Is that what he really wanted thought? Nobody was preventing Thoreau from disappearing into the wilderness. He did not do that because it would have been 1) very difficult and 2) quite dangerous. He was perfectly willing to embrace society when it benefited him personally.


Yeah, I think that is a fair point, and basically the crux of things.

Some people want to engage with society only on their own terms, and to the extent it benefits them.

It it is the case now, as it was then, that social participation is a more of a package deal, not itemized interactions. Some people chafe under this.


Hmm, Walden? You mean the book by the author who took his laundry back to his mother once a month (or thereabouts)?

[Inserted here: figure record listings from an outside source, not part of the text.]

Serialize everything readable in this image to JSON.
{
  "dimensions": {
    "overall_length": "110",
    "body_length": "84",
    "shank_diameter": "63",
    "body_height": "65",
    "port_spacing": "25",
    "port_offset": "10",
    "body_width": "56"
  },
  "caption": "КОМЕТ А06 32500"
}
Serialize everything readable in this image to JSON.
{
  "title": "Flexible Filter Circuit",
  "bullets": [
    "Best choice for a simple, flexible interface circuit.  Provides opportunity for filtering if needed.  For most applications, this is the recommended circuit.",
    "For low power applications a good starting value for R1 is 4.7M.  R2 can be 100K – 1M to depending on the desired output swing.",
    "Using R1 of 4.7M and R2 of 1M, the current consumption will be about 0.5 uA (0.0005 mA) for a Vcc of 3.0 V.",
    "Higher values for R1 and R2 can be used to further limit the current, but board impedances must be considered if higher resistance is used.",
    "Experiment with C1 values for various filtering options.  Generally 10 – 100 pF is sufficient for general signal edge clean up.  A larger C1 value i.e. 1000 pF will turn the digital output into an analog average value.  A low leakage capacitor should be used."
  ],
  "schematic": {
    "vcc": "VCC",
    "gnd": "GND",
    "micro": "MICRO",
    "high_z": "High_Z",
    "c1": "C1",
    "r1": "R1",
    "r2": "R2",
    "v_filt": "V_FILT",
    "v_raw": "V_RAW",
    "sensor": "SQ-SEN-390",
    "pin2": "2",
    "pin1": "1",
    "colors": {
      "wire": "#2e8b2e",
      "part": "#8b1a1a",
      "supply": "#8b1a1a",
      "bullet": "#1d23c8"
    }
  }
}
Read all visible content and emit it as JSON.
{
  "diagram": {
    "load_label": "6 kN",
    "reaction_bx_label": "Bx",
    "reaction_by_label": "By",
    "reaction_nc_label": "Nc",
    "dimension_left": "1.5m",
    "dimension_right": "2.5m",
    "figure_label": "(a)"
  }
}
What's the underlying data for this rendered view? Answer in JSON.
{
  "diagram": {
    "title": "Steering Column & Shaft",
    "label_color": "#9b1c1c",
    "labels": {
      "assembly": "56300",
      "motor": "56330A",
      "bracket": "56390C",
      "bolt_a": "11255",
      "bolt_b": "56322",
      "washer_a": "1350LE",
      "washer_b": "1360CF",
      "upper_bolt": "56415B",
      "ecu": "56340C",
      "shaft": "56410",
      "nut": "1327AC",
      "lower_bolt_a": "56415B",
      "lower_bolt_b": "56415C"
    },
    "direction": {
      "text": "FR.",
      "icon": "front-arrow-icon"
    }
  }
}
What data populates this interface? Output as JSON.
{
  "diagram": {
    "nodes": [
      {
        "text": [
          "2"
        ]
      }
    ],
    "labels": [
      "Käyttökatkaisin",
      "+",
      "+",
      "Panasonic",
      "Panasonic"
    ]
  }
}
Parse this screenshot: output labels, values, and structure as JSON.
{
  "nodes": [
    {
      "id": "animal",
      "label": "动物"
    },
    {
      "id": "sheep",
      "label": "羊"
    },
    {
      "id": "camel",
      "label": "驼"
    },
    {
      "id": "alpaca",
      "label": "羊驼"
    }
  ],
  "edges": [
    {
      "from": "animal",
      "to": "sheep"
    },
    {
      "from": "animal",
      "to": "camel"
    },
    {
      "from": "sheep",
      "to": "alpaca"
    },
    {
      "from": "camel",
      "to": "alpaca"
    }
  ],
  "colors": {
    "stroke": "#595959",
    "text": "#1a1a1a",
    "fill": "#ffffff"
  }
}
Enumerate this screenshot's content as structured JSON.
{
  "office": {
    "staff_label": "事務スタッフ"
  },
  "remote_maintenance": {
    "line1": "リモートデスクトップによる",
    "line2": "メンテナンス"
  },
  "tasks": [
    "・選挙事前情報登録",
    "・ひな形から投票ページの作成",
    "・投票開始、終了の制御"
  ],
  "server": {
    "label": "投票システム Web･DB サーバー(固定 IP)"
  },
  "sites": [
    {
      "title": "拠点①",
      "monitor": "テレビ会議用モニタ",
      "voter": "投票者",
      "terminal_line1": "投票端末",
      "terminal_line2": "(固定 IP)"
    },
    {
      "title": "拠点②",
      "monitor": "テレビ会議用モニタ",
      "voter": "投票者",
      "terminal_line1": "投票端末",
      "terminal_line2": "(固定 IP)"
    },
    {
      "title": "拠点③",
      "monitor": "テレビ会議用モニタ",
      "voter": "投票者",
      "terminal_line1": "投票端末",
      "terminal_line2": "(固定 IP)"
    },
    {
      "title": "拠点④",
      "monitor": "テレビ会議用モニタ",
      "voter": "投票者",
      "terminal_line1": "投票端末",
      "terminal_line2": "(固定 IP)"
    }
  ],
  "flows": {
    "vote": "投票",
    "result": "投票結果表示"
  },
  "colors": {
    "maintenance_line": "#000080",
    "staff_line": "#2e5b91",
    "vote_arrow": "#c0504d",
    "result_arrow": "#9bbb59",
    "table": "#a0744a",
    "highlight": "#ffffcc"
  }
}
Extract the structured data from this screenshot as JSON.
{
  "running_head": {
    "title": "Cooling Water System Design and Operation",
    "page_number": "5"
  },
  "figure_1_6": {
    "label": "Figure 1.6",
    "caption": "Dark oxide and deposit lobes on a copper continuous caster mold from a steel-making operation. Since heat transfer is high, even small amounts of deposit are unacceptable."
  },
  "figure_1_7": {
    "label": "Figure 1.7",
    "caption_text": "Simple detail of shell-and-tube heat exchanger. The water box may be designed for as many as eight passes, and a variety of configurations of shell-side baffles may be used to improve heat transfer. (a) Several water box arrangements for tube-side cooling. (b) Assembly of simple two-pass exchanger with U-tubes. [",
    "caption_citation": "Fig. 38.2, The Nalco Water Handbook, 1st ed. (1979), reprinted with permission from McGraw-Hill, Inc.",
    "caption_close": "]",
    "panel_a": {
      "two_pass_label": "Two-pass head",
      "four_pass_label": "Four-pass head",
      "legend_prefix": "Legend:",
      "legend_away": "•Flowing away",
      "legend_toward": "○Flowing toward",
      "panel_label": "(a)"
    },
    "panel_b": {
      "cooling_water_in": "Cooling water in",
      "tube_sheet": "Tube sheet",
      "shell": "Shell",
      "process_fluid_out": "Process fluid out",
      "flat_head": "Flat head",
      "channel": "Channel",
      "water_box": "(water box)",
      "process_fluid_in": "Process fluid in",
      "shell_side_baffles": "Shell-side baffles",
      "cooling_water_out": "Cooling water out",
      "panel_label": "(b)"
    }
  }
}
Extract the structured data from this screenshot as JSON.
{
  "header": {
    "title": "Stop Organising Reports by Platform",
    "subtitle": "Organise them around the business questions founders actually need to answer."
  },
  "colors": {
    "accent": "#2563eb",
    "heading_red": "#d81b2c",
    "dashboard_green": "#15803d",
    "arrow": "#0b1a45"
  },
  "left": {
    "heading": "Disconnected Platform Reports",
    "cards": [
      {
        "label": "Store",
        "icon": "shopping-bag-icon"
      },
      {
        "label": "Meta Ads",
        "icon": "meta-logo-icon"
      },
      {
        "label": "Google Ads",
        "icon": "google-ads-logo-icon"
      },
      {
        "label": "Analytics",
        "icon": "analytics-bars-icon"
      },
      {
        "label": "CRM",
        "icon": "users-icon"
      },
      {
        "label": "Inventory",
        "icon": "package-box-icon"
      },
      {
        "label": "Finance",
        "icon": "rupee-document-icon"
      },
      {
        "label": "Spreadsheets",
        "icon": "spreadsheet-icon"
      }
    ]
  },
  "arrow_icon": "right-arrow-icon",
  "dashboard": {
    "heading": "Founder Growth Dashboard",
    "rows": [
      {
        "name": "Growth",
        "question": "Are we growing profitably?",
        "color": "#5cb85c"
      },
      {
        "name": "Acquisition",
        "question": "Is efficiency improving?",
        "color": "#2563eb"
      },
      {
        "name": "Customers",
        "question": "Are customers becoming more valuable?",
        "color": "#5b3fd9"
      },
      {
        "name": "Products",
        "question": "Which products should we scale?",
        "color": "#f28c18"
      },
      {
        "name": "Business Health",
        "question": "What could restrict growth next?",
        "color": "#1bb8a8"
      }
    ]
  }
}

Don't get me wrong - loved the book, love the concept. The distance between both and reality is a little larger than is immediately obvious, however.


Thoreau literally went home on the weekends.


Also, this dream ends the very moment you need an hospital. Hospitals are complex structures that require immense amount of resources to operate. Not not mention the resources needed to develop drugs, train doctors and so on.

Maybe you could live a solitary life, on your own, using only what your land provides you, but there's no way you could access modern health care, then.

Same goes for Internet access (all those subway cables were laid by somebody, probably subsidised by some government, at least partially).

Same goes for roads, and so on.

This is a myth very few people could live because the others don't and one way or another support them.


Thoreau had a strong social network and his mother still took care of him. he was very lucky in this regard that the people he depended on let him be free.